In my limited engineering and concrete work experience, I’ve a few thoughts on the idea. For rails, steel I-beams would likely be the most stable and cost effective. And 2.5" beams would be small enough to print attachments for on most printers. For the z gantry, I think something similar to a smaller-scale car lift type setup would be mountable with a cement nozzle

It would need a feed system similar to a gunnite/shotcrete machine. I can’t imagine a simple auger system would provide near enough flow for anything large scale unless the auger were massive.
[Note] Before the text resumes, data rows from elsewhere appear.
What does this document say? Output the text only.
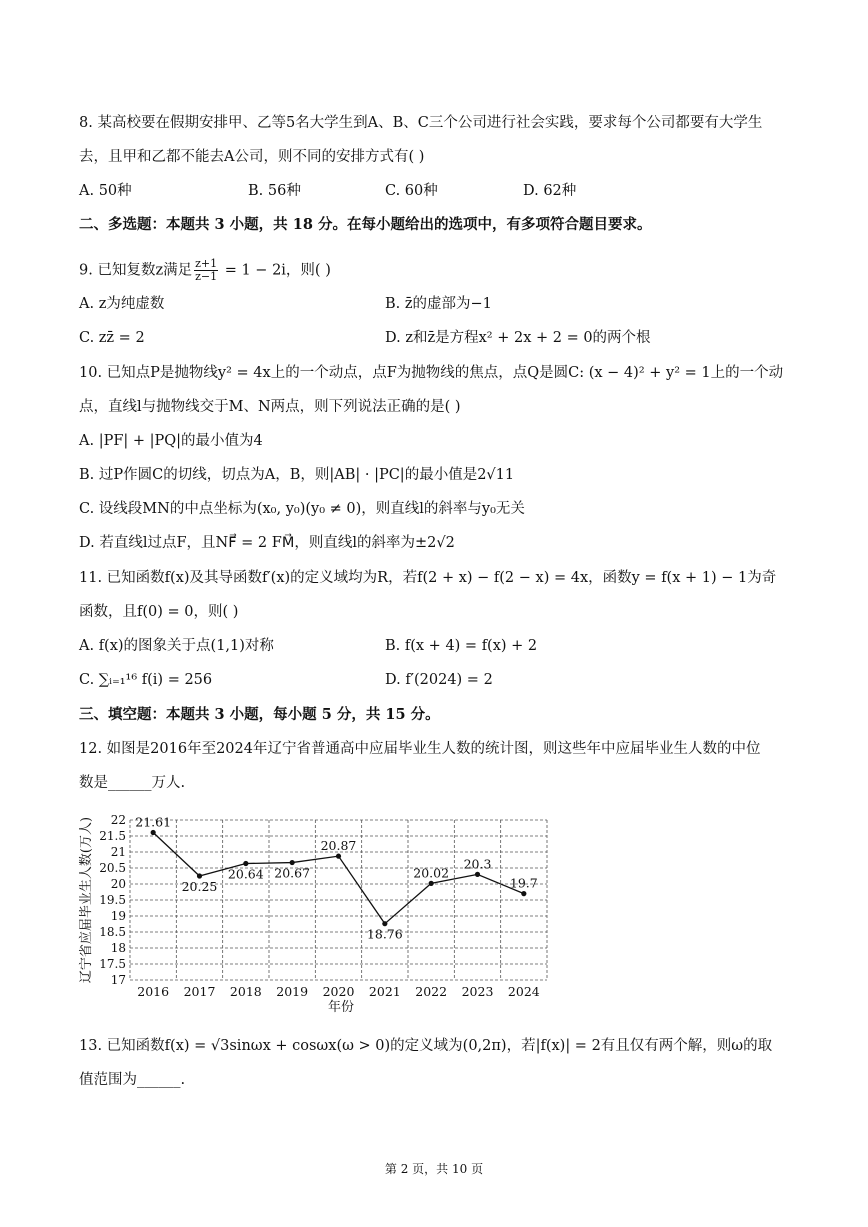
8. 某高校要在假期安排甲、乙等5名大学生到A、B、C三个公司进行社会实践，要求每个公司都要有大学生
去，且甲和乙都不能去A公司，则不同的安排方式有( )
A. 50种	B. 56种	C. 60种	D. 62种
二、多选题：本题共 3 小题，共 18 分。在每小题给出的选项中，有多项符合题目要求。
9. 已知复数z满足 $\frac{z+1}{z-1} = 1 - 2i$，则( )
A. z为纯虚数	B. z̄的虚部为−1
C. zz̄ = 2	D. z和z̄是方程x² + 2x + 2 = 0的两个根
10. 已知点P是抛物线y² = 4x上的一个动点，点F为抛物线的焦点，点Q是圆C: (x − 4)² + y² = 1上的一个动
点，直线l与抛物线交于M、N两点，则下列说法正确的是( )
A. |PF| + |PQ|的最小值为4
B. 过P作圆C的切线，切点为A，B，则|AB| · |PC|的最小值是2√11
C. 设线段MN的中点坐标为(x₀, y₀)(y₀ ≠ 0)，则直线l的斜率与y₀无关
D. 若直线l过点F，且NF⃗ = 2 FM⃗，则直线l的斜率为±2√2
11. 已知函数f(x)及其导函数f′(x)的定义域均为R，若f(2 + x) − f(2 − x) = 4x，函数y = f(x + 1) − 1为奇
函数，且f(0) = 0，则( )
A. f(x)的图象关于点(1,1)对称	B. f(x + 4) = f(x) + 2
C. ∑ᵢ₌₁¹⁶ f(i) = 256	D. f′(2024) = 2
三、填空题：本题共 3 小题，每小题 5 分，共 15 分。
12. 如图是2016年至2024年辽宁省普通高中应届毕业生人数的统计图，则这些年中应届毕业生人数的中位
数是______万人.
17
17.5
18
18.5
19
19.5
20
20.5
21
21.5
22
2016 2017 2018 2019 2020 2021 2022 2023 2024
21.61
20.25
20.64 20.67
20.87
18.76
20.02
20.3
19.7
年份
辽宁省应届毕业生人数(万人)
13. 已知函数f(x) = √3sinωx + cosωx(ω > 0)的定义域为(0,2π)，若|f(x)| = 2有且仅有两个解，则ω的取
值范围为______.
第 2 页，共 10 页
For the concrete itself, I suspect a fiber reinforced concrete would be the most dimensionally stable way to print since verticals rebar would be impossible. I’ve used basalt fiber in parts of the ferrocement dome cabin I build on my property, and with the right additives like fly ash, it can be made to a slump consistency that could be pushable through a MPCNCrete machine.
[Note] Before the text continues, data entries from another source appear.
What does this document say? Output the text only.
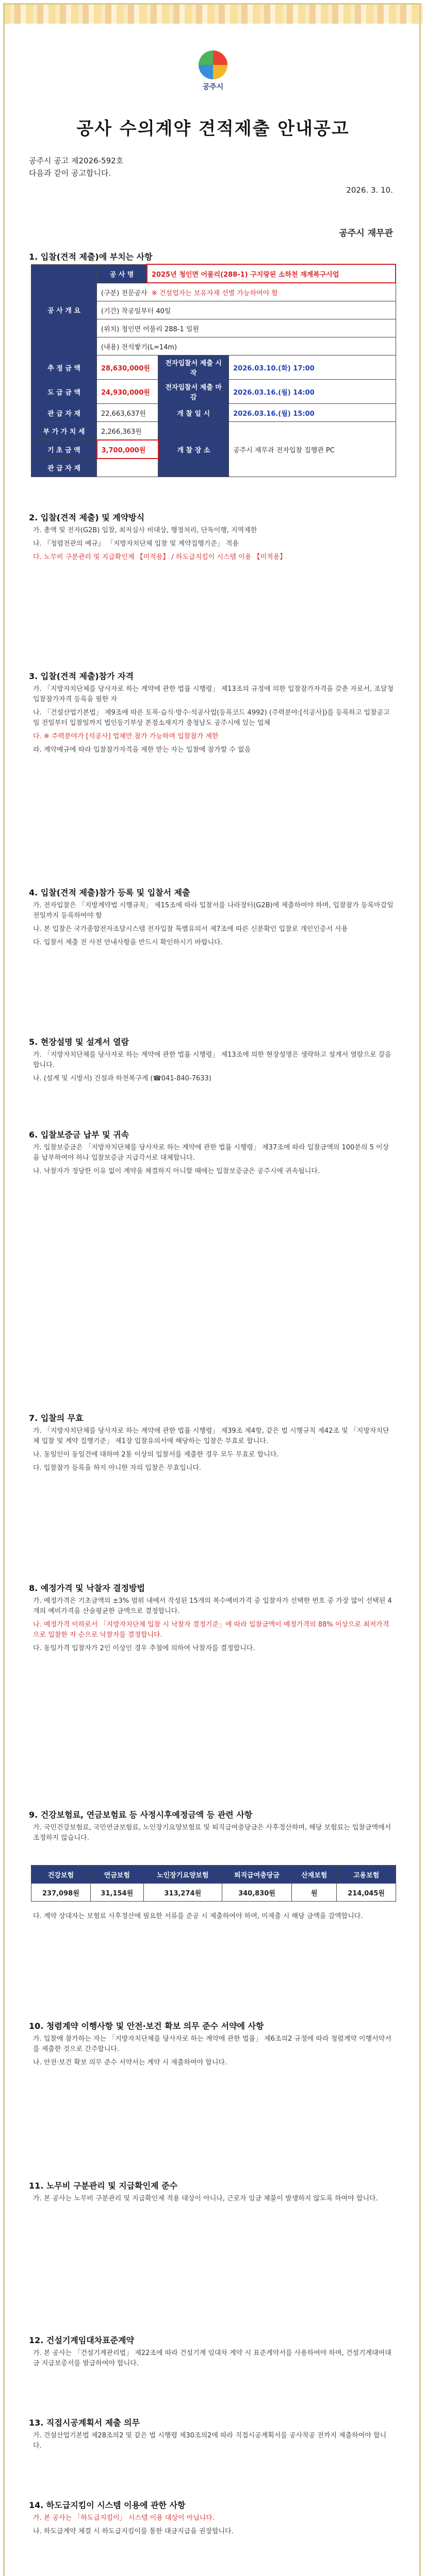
공주시
공사 수의계약 견적제출 안내공고
공주시 공고 제2026-592호
다음과 같이 공고합니다.
2026. 3. 10.
공주시 재무관
1. 입찰(견적 제출)에 부치는 사항
공 사 개 요	공 사 명	2025년 청인면 어물리(288-1) 구지랑된 소하천 재계복구사업		
	(구분) 천문공사 ※ 건설업자는 보유자재 선별 가능하여야 함			
	(기간) 착공일부터 40일			
	(위치) 청인면 어물리 288-1 일원			
	(내용) 전석쌓기(L=14m)			
추 정 금 액	28,630,000원		전자입찰서 제출 시작	2026.03.10.(화) 17:00
도 급 금 액	24,930,000원		전자입찰서 제출 마감	2026.03.16.(월) 14:00
관 급 자 재	22,663,637원		개 찰 일 시	2026.03.16.(월) 15:00
부 가 가 치 세	2,266,363원		개 찰 장 소	공주시 재무과 전자입찰 집행관 PC
기 초 금 액	3,700,000원			
관 급 자 재				
2. 입찰(견적 제출) 및 계약방식

가. 총액 및 전자(G2B) 입찰, 최저심사 비대상, 행정처리, 단독이행, 지역제한

나. 『청렴전관의 예규』 「지방자치단체 입찰 및 계약집행기준」 적용

다. 노무비 구분관리 및 지급확인제 【미적용】 / 하도급지킴이 시스템 이용 【미적용】

3. 입찰(견적 제출)참가 자격

가. 「지방자치단체를 당사자로 하는 계약에 관한 법률 시행령」 제13조의 규정에 의한 입찰참가자격을 갖춘 자로서, 조달청 입찰참가자격 등록을 필한 자

나. 「건설산업기본법」 제9조에 따른 토목·습식·방수·석공사업(등록코드 4992) (주력분야:[석공사])를 등록하고 입찰공고일 전일부터 입찰일까지 법인등기부상 본점소재지가 충청남도 공주시에 있는 업체

다. ※ 주력분야가 [석공사] 업체만 참가 가능하며 입찰참가 제한

라. 계약예규에 따라 입찰참가자격을 제한 받는 자는 입찰에 참가할 수 없음

4. 입찰(견적 제출)참가 등록 및 입찰서 제출

가. 전자입찰은 「지방계약법 시행규칙」 제15조에 따라 입찰서를 나라장터(G2B)에 제출하여야 하며, 입찰참가 등록마감일 전일까지 등록하여야 함

나. 본 입찰은 국가종합전자조달시스템 전자입찰 특별유의서 제7조에 따른 신분확인 입찰로 개인인증서 사용

다. 입찰서 제출 전 사전 안내사항을 반드시 확인하시기 바랍니다.

5. 현장설명 및 설계서 열람

가. 「지방자치단체를 당사자로 하는 계약에 관한 법률 시행령」 제13조에 의한 현장설명은 생략하고 설계서 열람으로 갈음합니다.

나. (설계 및 시방서) 건설과 하천복구계 (☎041-840-7633)

6. 입찰보증금 납부 및 귀속

가. 입찰보증금은 「지방자치단체를 당사자로 하는 계약에 관한 법률 시행령」 제37조에 따라 입찰금액의 100분의 5 이상을 납부하여야 하나 입찰보증금 지급각서로 대체합니다.

나. 낙찰자가 정당한 이유 없이 계약을 체결하지 아니할 때에는 입찰보증금은 공주시에 귀속됩니다.

7. 입찰의 무효

가. 「지방자치단체를 당사자로 하는 계약에 관한 법률 시행령」 제39조 제4항, 같은 법 시행규칙 제42조 및 「지방자치단체 입찰 및 계약 집행기준」 제1장 입찰유의서에 해당하는 입찰은 무효로 합니다.

나. 동일인이 동일건에 대하여 2통 이상의 입찰서를 제출한 경우 모두 무효로 합니다.

다. 입찰참가 등록을 하지 아니한 자의 입찰은 무효입니다.

8. 예정가격 및 낙찰자 결정방법

가. 예정가격은 기초금액의 ±3% 범위 내에서 작성된 15개의 복수예비가격 중 입찰자가 선택한 번호 중 가장 많이 선택된 4개의 예비가격을 산술평균한 금액으로 결정합니다.

나. 예정가격 이하로서 「지방자치단체 입찰 시 낙찰자 결정기준」에 따라 입찰금액이 예정가격의 88% 이상으로 최저가격으로 입찰한 자 순으로 낙찰자를 결정합니다.

다. 동일가격 입찰자가 2인 이상인 경우 추첨에 의하여 낙찰자를 결정합니다.

9. 건강보험료, 연금보험료 등 사정시후예정금액 등 관련 사항

가. 국민건강보험료, 국민연금보험료, 노인장기요양보험료 및 퇴직급여충당금은 사후정산하며, 해당 보험료는 입찰금액에서 조정하지 않습니다.

건강보험	연금보험	노인장기요양보험	퇴직급여충당금	산재보험	고용보험
237,098원	31,154원	313,274원	340,830원	원	214,045원

다. 계약 상대자는 보험료 사후정산에 필요한 서류를 준공 시 제출하여야 하며, 미제출 시 해당 금액을 감액합니다.

10. 청렴계약 이행사항 및 안전·보건 확보 의무 준수 서약에 사항

가. 입찰에 참가하는 자는 「지방자치단체를 당사자로 하는 계약에 관한 법률」 제6조의2 규정에 따라 청렴계약 이행서약서를 제출한 것으로 간주합니다.

나. 안전·보건 확보 의무 준수 서약서는 계약 시 제출하여야 합니다.

11. 노무비 구분관리 및 지급확인제 준수

가. 본 공사는 노무비 구분관리 및 지급확인제 적용 대상이 아니나, 근로자 임금 체불이 발생하지 않도록 하여야 합니다.

12. 건설기계임대차표준계약

가. 본 공사는 「건설기계관리법」 제22조에 따라 건설기계 임대차 계약 시 표준계약서를 사용하여야 하며, 건설기계대여대금 지급보증서를 발급하여야 합니다.

13. 직접시공계획서 제출 의무

가. 건설산업기본법 제28조의2 및 같은 법 시행령 제30조의2에 따라 직접시공계획서를 공사착공 전까지 제출하여야 합니다.

14. 하도급지킴이 시스템 이용에 관한 사항

가. 본 공사는 「하도급지킴이」 시스템 이용 대상이 아닙니다.

나. 하도급계약 체결 시 하도급지킴이를 통한 대금지급을 권장합니다.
I wouldn’t have the cash to fund the project, but I can offer a spot on my property in northwest Texas.

http://www.geocement.ru/

Stating the obvious, the future of 3d printed structures is going to go hand in hand with the development of suitable materials. The speed, efficiency, and cost reduction achieved by 3d printing structures already make this a building process that can’t be ignored.

I helped out with one of the first concrete 3D printers, the one that printed the castle. If I recall the frame was 2x2 steel square tube with sprocket and chain drive and I think NEMA34s

love the idea of this…

i’d be interested in funding it and providing an indoor building space to develop it…

let me know what we need to do to make it happen

This conversation just got serious…

Can I turn up the power on the ramps to run Nema 23’s?

Don’t think so.

this technology could help me build medical clinics in underserved areas with more flexibility and decreased cost compared to stick-built options… I get out of medical school in 12 months, then another 5 years or so of residency, I’ll be ready around then.

in the interim, I have some property we could print on… a shed or maybe geodesic observatory for a telescope.

The machine and electronics seems pretty easy on the surface. The difficult part is material and structural design of the building. I have watched a bunch of videos on this, a few seem like they know what they are doing. Hollow walls very slight infill, some rebar reinforcing, maybe fill the hollow walls with something, built in 2x4 notches to jump the overhangs on doors and windows.

I am not really sure the advantages over like a hollow brick construction though, maybe easier to transport dry bags of material and add water later?

save on skilled labor costs… I saw a video a while back of a large scale picker puller machine that laid as much brick in one half day as 20 men could do in a whole day (I might be exaggerating the productivity but it was significant enough that all bricklayers should be scared).

I think it’s the logical evolution.
I have been working on a blueprint for self sustainability bringing in leaders from every sector to help change to way we live.
One key part of that is cnc and 3D printing.
I have been thinking of 1 of either two designs a geodesic dome gantry or an a8 gantry on wheels.
I have been researching for some time know.
Concrete isn’t the solution it’s the problem we need to look at some of the early construction methods with lime hemp clay.
I think it was even possible the pyramids were 3D printing in some way.

Re-evolution

Would people be up for developing a project together.
Commercial machines are silly money and there’s no open source method yet

But there’s no reason you couldn’t route the step and dir pins out to an external driver.